Unfortunately, there are several hurdles in the way of educators who are implementing programs to instill a positive school environment.
The first challenge facing schools in creating positive school culture is the volume of evaluations and blanket policies.
Schools — inundated with procedures, requirements, and federally mandated tests — have little time left after the paperwork is done to work on changing school culture.
According to Sean Slade, educational policies take up so many school resources that school leaders are hard pressed to do any more than simply “add on” a strategy to promote a positive school climate rather than make it the priority:
“Policy is still condemning the promotion of school climate to an add-on or a nice to-do, something to concern oneself with once the evaluations are in. Yet for those who understand the power of climate and the culture of learning that can be established in a school, this is a misinformed decision.”
When significant amounts of funding goes toward evaluations and other government initiatives, it makes it difficult to make the investment in non-obligatory positive behavior programs. Many districts realize the importance of programs such as PBIS or RTI but are forced to use their money elsewhere to comply with different (albeit well-intentioned) policies.
This creates a sad state of affairs, because there’s no policy, program, or strategy that can compare to the unique results achieved from promoting a positive school culture.
The second challenge educators face is the fragmented nature of the still-evolving “alternative discipline” space.
The many programs, methods, and frameworks designed to improve student behavior and school climate in the educational world today can be confusing, to say the least. The list of abbreviations is lengthy — PBIS, RTI, RJ, to name a few — and the complexity and variety of these programs can be daunting.
Schools may already be saddled with obligatory programs and would therefore find it beyond feasibility to try out new culture-shifting programs without being mandated to do so.
Another danger presents itself in the temporal nature of the discipline space. Some school districts view these behavior-redirection programs as fleeting and may not embrace them as core values in their approach to disciplinary policies.
Sean Slade says, “Too many educators view these as separate entities, or at worst individual programs, to be implemented and run for a set period of time. Yet each of these approaches seek to reengage the student in learning and reset the culture of the school.”

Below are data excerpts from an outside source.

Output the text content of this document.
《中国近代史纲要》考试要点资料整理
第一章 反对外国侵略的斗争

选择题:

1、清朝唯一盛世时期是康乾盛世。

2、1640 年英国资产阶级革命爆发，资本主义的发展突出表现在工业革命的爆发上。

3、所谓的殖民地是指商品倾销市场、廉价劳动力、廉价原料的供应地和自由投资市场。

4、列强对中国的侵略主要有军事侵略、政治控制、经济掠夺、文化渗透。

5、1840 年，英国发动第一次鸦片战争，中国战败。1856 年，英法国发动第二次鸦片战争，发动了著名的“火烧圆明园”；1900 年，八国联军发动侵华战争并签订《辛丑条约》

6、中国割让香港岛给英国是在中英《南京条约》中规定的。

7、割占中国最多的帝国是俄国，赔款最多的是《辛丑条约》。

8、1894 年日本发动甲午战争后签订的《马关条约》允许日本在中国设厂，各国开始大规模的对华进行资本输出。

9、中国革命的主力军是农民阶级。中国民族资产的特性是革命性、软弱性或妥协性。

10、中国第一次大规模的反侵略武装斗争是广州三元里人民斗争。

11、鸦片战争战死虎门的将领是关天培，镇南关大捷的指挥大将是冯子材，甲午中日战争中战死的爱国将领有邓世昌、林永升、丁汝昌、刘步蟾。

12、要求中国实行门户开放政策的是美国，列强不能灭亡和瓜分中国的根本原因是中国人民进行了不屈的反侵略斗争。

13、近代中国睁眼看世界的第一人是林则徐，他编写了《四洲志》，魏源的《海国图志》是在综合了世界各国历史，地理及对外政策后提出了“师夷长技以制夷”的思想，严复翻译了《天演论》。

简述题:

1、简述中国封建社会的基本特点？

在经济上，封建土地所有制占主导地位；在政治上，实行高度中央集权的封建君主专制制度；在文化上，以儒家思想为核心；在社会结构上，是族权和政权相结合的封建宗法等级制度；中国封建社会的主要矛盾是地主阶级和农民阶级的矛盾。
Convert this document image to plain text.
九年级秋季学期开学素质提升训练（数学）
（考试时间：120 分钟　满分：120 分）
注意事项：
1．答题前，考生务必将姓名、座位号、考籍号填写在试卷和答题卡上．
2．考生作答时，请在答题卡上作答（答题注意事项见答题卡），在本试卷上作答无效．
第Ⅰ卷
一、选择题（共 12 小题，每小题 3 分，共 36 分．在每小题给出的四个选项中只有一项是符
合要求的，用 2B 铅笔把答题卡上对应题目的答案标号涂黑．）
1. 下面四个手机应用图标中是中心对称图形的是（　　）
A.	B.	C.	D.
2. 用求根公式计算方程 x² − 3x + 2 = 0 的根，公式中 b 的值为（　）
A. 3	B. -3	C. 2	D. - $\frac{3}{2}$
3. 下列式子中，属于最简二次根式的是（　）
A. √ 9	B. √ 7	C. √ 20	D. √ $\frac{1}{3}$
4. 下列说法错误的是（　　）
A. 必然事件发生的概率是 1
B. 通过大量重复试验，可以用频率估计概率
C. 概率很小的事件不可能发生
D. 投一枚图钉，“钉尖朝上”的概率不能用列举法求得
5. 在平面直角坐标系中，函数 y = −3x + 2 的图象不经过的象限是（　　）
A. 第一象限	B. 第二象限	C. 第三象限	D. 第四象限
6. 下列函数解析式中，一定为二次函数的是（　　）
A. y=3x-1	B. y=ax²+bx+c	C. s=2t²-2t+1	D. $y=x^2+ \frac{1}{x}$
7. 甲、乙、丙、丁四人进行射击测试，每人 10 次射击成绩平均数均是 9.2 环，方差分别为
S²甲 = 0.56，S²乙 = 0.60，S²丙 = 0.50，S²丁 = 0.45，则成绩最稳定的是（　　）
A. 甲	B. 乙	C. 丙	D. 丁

Educators seeking to move away from traditional disciplinary methods to more positive ones are going to experience a paradigm shift.
If these reinforcement-based programs are not fully understood and embraced from the outset, they are more likely to fail. The recommendations suggest that schools shouldn’t pick-and-choose programs ad hoc.
They must first adopt the behavioral management philosophy behind the strategy to achieve long-lasting success.